Jamiroquai

I first came across Jamiroquai in the sense I associated some piece of current musical taste with an actual identity at a party. A friend in Melbourne who was also at the time a first year registrar at the RVEEH with me, had a party at which (in 1999 when CDs were the musical source for most people); had a CD cover with a small alien figure with a tilted head wearing or possessing curved horns - demonic or cow like? It suggested concepts like losing faith, so maybe it was of the former type. Had it not been the diminutive size of the homunculus like figure I might not have given it another thought. The figure is possibly a self-projection of the man who in real life portrays Jamiroquai.  It is definitely complex in it's symbology.

Since then, my musical collection has always had a copy of Synkronized since a digital copy became available. My collection still has this original and I don't care to upgrade it to any fresher sampling since the copy I have is the one I am accustomed to listening to with all it's imperfections. If I did go to a 'better' sampling, I am almost certain that I would miss the original if by some chance I deleted it.

In the future there may even be attempts to recreate some of the older styles of musical compression for true vintage playback for those music lovers of the 2040's. They will search old archives for source codes to the music software encoders of this age perhaps.

I think this sense of importance for the archiving of the past and my entire digital life is what drives me to keep the originals.

Or maybe it's because today when listening to Automaton for the nth time where "Shake It On" starts with what through my best headphones sound like vinyl surface static noise - the little noise everyone of my era knows well at the points before the music started and after it ended when playing vinyl. It is obvious that the effect is added into track as a piece of musical artwork and it is these little things that still attract me to the eclectic music of Jamiroquai.

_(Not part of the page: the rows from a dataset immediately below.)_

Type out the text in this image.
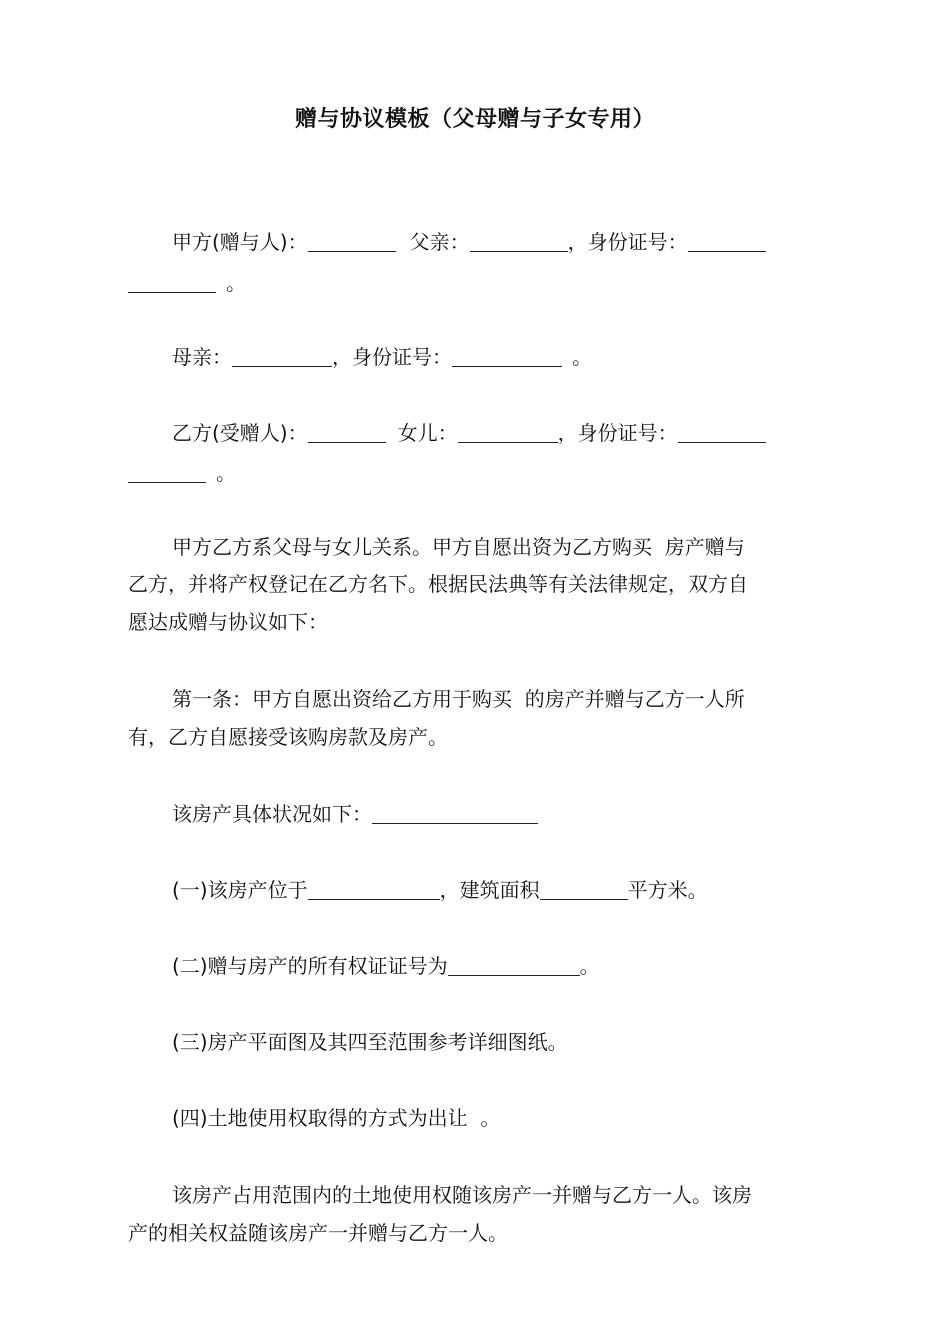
赠与协议模板（父母赠与子女专用）
甲方(赠与人)：	父亲：	，身份证号：
。
母亲：	，身份证号：	。
乙方(受赠人)：	女儿：	，身份证号：
。
甲方乙方系父母与女儿关系。甲方自愿出资为乙方购买  房产赠与
乙方，并将产权登记在乙方名下。根据民法典等有关法律规定，双方自
愿达成赠与协议如下：
第一条：甲方自愿出资给乙方用于购买  的房产并赠与乙方一人所
有，乙方自愿接受该购房款及房产。
该房产具体状况如下：
(一)该房产位于	，建筑面积	平方米。
(二)赠与房产的所有权证证号为	。
(三)房产平面图及其四至范围参考详细图纸。
(四)土地使用权取得的方式为出让  。
该房产占用范围内的土地使用权随该房产一并赠与乙方一人。该房
产的相关权益随该房产一并赠与乙方一人。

I obtained my copies of his latest work many years after 1999 when I first identified this artist in some very high quality formats including lossless from my own local musical library resource. The virtuousity of layering all of this synthesised music together is always evident. Because I often only get one of his albums many years after it's initial release I will hear it on the album and say, yes I remember that little bass line or hook. To someone who doesn't follow current music all that closely, that is quite something.

I noticed this particularly with his Funk Oddysey which I only ever listened to as a complete album in 2018. The Little L riff and many many others had at their times definitely made it into my ear and been snapshotted somewhere... It is a special album for that reason for me and one or two of those pieces could very well be my favourite Jamiroquai songs.

The thing I love about his music is that it doesn't really have an era of itself since it brings in the feel of all the happy times in history into it. "Something About You" has a little 60's muzak (you know the sort from the very fancy buildings around town that had elevators). Sometimes it's an 80's feel or the heavy bass guitar sample gives some 70s rock element. It's very clever. The synthesised woof of a dog here, a moody 60s high synthesiser soundbite there. "Summer Life" is how I'd describe it - where all the things in your mind that come from films of the 1960's where the leading man is just about to get to the culmination of the goal.  The song ends sounding to me like an advertising jingle, ie. full of positivity as it fades out.  

I may not have been a concurrent fan of his but Jamiroquai's music definitely still moves me.